Nevertheless, the owners petitioned the commission to allow about 170 vendors to continue doing business while attempts were made to comply with building and safety codes and obtain the necessary permits.

Owner Jerry Schwarzblatt said hundreds of thousands of dollars had already been spent to install a new sprinkler system, redesign exits and obtain additional parking spaces. Schwarzblatt argued that none of the remaining code violations were life threatening.


But opponents argued that continued operation of the swap meet would further burden a community already reeling from overcrowding and high crime.

“Ever since that swap meet opened, there has been more crime and sanitation problems, and we have had to lock our yards,” homeowner Victor Ortiz told the commissioners. “On weekends my brothers and sisters can’t even visit because there is no parking. I’m very angry that the city has done nothing about this.”

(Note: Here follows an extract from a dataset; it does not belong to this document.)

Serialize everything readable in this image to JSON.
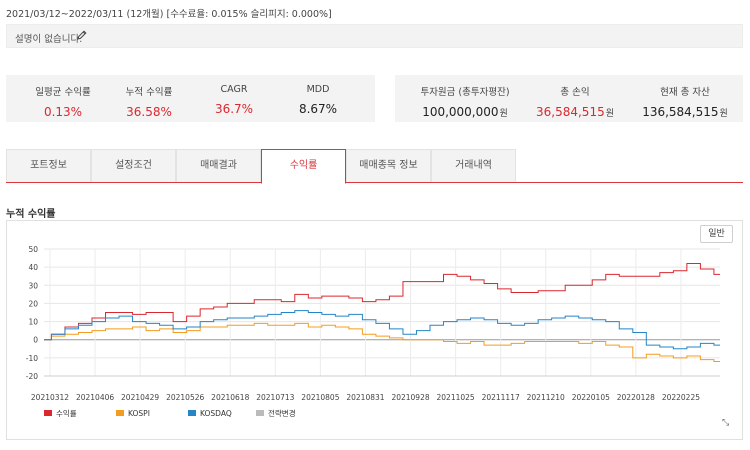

Steve Freed, an attorney for the nearby Alameda Industrial Center, accused El Faro’s owners of trying to avoid a hearing for a conditional use permit, which the swap meet was twice denied in the past.

Since then, Freed noted, swap meets have become controversial, with many inner-city residents complaining that they sell shoddy goods and are a cause of urban blight. After the riots, the City Council imposed stringent new permit requirements on new swap meets and those seeking to reopen.

Building and Safety Department officials said they would now seek a court injunction to close El Faro down, a process that could take several weeks. But angry El Faro vendors said they would continue to fight.

“I doubt if we would be able to find anywhere else to go with comparable rents, especially in this economic climate” said Sylvia Mendoza, who sells baby clothing from two booths in El Faro.

“We pay taxes like everyone else, we employ kids from the area and keep them off the streets,” she said. “Why don’t they just let us work? We can help the city.”